Rationalisme
Rasionalisme berasal dari bahasa inggris yaitu Rasionalism. dalam bahasa latin ratio artinya “akal” berarti rasionalisme yaitu aliran yang mengutamakan akal dan pikiran. Penganut paham ini menekankan akal sebagi sumber utama dari pengetahuan.
Tokoh-tokoh Rasionalisme
1. Rene Descartes
Filsuf pertama adalah Rene Descartes (31 Maret 1956 - 11 Februari 1650) adalah seorang filsuf perancis, matematikawan, fisikawan, dan penulis. Dia yang menemukan tentang sistem kordinat cartesius.yang terkenal bukan hanya kordinat cartesius saja tetapi pemikiran-pemikirannya yaitu Cagto Ergo Sum.

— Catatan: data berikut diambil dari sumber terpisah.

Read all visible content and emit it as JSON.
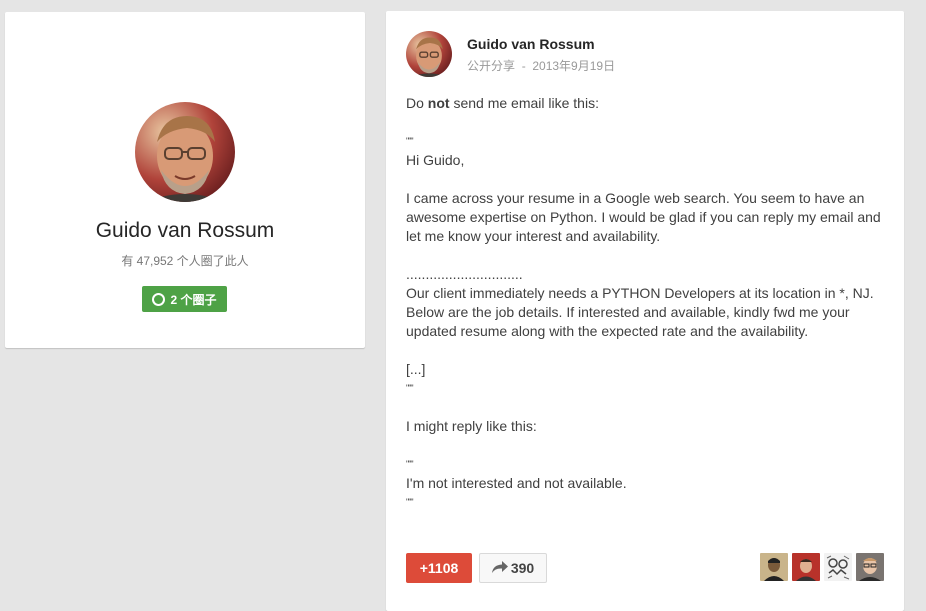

Cagto Ergo Sum adalah metode yang di hasilkan Rene Descartes dengan menjunjung tinggi keraguan itu untuk mengungkapkan kebenaran. Ia menyimpulkan ketika seseorang bermimpi saat tidurnya dia akan mengalaminya di saat dia terbangun dari tidurnya. Dalam hal ini sudah jelas bahwa ketika bermimpi dengan kejadian nyata tidak ada batasan yang pasti. Dari hal itu keraguannya muncul dan ia meragukan keberadaanya. Dari hal itu yang tidak dapat di ragukan adalah rasa ragu tersebut. Nah dari situ basis dari filsafat Descartes. Saya ragu berarti saya berfikir dan berfikir berarti saya ada. Cagto Ergo Sum (saya berfikir karena saya ada)
2. Baruch de Spinoza
Filsuf kedua adalah Baruch de Spinoza (24 November 1632 - 21 Februari 1677). ia lahir dikota Amsterdam dari pasangan yahudi yang mengungsi di dari portugal. Ia memiliki 3 pemikiran yaitu substansi tunggal, teori politik, teori emosi. Dari ketiga pemikiran itu yang paling terkenal adalah substansi tunggal Tuhan dan Alam.

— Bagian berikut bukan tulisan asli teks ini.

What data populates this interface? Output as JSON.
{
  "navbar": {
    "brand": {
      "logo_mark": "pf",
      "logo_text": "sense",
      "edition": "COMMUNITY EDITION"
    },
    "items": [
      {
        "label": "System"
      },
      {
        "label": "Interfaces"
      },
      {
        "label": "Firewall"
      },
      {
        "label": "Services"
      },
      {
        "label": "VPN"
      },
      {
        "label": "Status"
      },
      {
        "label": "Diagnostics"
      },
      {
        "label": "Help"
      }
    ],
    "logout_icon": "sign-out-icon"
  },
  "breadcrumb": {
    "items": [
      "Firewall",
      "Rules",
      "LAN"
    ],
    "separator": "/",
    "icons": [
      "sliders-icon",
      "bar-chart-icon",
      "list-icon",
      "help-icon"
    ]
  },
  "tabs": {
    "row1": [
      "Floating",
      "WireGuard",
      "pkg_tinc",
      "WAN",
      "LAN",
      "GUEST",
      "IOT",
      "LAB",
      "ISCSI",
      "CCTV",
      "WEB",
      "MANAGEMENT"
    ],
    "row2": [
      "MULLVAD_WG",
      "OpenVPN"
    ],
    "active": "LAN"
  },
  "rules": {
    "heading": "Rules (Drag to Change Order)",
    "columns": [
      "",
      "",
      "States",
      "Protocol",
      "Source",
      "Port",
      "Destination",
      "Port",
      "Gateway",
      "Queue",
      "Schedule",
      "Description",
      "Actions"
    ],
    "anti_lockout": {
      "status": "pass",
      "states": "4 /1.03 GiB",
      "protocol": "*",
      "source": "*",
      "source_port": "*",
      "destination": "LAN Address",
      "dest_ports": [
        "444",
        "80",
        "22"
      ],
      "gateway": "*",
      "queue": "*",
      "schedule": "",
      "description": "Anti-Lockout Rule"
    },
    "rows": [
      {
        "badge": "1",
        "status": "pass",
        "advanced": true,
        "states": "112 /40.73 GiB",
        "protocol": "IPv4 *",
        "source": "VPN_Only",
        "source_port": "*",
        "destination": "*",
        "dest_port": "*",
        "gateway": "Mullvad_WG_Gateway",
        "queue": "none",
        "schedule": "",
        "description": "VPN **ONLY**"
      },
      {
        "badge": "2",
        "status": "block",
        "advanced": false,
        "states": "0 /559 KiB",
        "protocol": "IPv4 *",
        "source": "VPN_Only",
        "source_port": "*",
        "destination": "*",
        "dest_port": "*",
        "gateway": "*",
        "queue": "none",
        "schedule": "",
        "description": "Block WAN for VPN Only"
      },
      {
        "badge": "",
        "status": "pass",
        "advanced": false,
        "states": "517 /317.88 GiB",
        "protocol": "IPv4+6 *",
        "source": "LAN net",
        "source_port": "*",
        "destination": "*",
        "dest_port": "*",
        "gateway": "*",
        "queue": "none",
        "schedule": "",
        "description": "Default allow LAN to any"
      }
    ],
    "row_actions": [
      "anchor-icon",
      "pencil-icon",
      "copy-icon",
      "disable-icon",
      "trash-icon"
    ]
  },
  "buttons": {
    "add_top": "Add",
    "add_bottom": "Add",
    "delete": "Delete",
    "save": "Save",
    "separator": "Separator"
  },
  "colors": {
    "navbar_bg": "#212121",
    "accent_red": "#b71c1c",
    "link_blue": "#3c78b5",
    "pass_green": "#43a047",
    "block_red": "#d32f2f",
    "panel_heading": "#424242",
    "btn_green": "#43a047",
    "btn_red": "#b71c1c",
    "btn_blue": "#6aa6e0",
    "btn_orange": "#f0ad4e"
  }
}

Melalui bukunya yang berjudul Ethica, ordine geometrico demonstrata (Etika yang dibuktikan dengan cara geometris). dia menanggapi atau menjawab permasalahan dari filsafat Descartes dengan memberikan penjelasan tentang substansi. Substansi dapat dipahami sebagai sesuatu yang ada dalam dirinya dan dipikirkan olehnya sendiri. Menurut ia, substansi itu sifatnya abadi, tidak terbatas, mutlak, dan tunggal-utuh. Menurutnya hanya ada satu yang pantas dari definisi tersebut yaitu Tuhan. Hanya Tuhan yang memilikis sifat abadi. Karena hanya Tuhan adalah satu-satunya substansi berati semua yang ada di dunia berasal dari Tuhan, dari jasmaniah (manusia, flora, dan fauna) dan rohani (perasaan, kehendak, dan pemikiran ). dan yang dapat memusnakan atau menghancurkannya hanya tuhan.
3. Nicolas Malebranche
Nicolas Malebranche adalah pendeta roma berkebangsaan perancis, putra termuda dari Raja Louise XII. Karya utama dari Melebranche adalah Recherce de la vérité (on the search for the truth, 1647).
Pusat dari gagasan metafisika Melebranche adalah doktrin utamanya “kita melihat semua dalam tuhan” (we see all things in god). pengetahuan yang didapat manusia baik itu internal maupun eksternal tidak akan mungkin berasal dari hasil hubungan antara manusia dan tuhan. Dan pendapat menurut Descartes bahwa manusia dapat mencerap secara langsung dirinya sendiri di bantah oleh Melebranche ia mengatakan bahwa memang manusia dapat mengetahui dirinya akan tetapi manusia tidak dapat mengetahui siapa sehunggunya dirinya. Dia juga menolak pendapata Cartesian bahwa manusia dapat diketahui tanpa demonstrasi sedangkan tuhan memerlukanya Melebranche berpendapat bahwa alam dari manusia tidak dapat diketahui sedangkan tuhan adalah sebuah kemsestian yang tidak dapat memerlukan bukti apapun.